Saturday, October 17, 2009

Getting more from my newspaper archive searches

I've been experimenting with Google's News Archive Search, which we were recently reminded of by Randy Seaver. I had this post in mind before I read his article, I swear!

Although I'll be talking about the application of the Google News Archive Search to the National Library of Australia's (NLA's) newspaper archive site, I imagine my comments would be applicable many of the newspaper archives indexed by Google.

I noticed that the NLA newspaper archive is picked up by the Google search. I was interested to see how the site's own search, and the Google search, would compare. It's possible to make a comparison by adding an appropriate site restriction to the Google search term. eg, site:.nla.gov.au

I compared the search results I got from:

  1. the NLA site's own search (http://newspapers.nla.gov.au/) , and
  2. the Google news archive search (http://news.google.com/archivesearch), limited to the NLA archive.

The first search I tried was the surname STANNUS. It's the surname I usually use for experimenting with new databases. It's common enough that I get hits, but rare enough that the number of hits doesn't overwhelm me. Also I have some idea of how most of the people returned (outside of the USA) connect to my tree, which is nice.

Running the search on the NLA site, I got 259 hits. The Google News Archive Search, limited to site:.nla.gov.au, gave me 61 hits.

This was about what I expected. The NLA seems to have added a lot of newspapers lately and it looked as though the Google indexing had not yet picked up the additional newspapers or changes to the archives (the NLA OCR results are user editable). I could see that Google had picked up older edits to the NLA archives, because a few I had made several months ago came up in the Google search.
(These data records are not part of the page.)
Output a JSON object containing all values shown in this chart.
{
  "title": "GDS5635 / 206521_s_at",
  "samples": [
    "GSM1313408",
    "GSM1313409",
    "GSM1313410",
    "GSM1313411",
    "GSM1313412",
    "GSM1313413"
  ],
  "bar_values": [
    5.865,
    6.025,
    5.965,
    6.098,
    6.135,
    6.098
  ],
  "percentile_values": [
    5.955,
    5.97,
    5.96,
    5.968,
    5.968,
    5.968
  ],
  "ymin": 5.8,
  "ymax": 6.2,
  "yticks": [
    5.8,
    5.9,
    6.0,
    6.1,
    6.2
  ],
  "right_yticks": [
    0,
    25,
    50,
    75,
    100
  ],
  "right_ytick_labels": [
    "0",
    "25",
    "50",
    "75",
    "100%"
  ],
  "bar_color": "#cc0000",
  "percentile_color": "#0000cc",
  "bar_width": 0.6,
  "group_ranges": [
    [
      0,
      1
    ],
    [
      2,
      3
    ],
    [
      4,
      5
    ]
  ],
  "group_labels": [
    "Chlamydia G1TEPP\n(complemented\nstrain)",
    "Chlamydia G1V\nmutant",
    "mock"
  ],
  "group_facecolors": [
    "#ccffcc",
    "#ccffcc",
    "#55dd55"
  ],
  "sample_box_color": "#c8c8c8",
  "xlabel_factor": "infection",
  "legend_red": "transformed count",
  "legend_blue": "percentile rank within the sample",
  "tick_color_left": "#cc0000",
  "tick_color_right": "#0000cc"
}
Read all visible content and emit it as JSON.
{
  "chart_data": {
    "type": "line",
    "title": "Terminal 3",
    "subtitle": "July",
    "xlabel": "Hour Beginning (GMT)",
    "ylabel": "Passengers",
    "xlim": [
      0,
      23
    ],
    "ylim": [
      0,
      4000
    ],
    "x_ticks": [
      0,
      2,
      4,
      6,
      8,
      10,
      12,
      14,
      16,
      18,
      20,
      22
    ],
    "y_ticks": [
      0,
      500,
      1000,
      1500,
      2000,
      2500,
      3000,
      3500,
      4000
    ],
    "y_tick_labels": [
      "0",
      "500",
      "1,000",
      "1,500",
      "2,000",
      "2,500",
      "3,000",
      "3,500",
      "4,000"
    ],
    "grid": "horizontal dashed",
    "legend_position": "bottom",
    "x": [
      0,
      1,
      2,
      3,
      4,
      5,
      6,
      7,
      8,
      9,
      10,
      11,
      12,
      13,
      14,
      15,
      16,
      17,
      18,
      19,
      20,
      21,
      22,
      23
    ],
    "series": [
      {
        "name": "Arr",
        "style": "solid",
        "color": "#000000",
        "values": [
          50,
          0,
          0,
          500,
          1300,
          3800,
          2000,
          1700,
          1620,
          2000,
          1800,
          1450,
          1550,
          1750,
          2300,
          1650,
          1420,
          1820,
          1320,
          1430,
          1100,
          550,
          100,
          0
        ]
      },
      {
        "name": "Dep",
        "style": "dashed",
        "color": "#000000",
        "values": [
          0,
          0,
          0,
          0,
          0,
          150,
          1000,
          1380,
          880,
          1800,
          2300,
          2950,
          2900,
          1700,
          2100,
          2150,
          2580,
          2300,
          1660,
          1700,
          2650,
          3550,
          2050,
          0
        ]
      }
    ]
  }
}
Then I noticed something interesting in the Google results. This:



You see how the OCR of newspaper text split the word STANNUS into STAN and NUS? Google picked it up as a hit, the NLA site didn't. (The Stannus referred to turns out to be my GG Uncle).

Further experimentation with a search on "Couper, Oakleigh, butcher" gave 151 results on the NLA site, the first of those being the story about the death of Leslie Couper Miller. There were more hits - 453 - on Google. That was a surprise. I could see that Google had also included hits for "Coupe" and "Coupar". It's a pity that there's no easy way (correct me if I'm wrong!) to find out what set of words Google searched on. I didn't see any Coopers or Cowpers in the Google results. When I tried a search on Couper|Coupar|Coupe I still got 453 results (the "|' works as OR in the search term). I don't think those other common name variations were included.

If I forced Google to look for exactly the search terms given (adding a + in front of each or putting quotation marks around each word works here) I found only 31 results. They did not include the article about young Leslie's death.

All this will change my NLA newspapers search strategy, if only slightly. I think that I will definately still use the NLA (or other archive site) first, thanks to the better coverage and finer options available. I will then follow up with a search via Google as it might pick up some name variations, or OCR errors, that I hadn't thought of.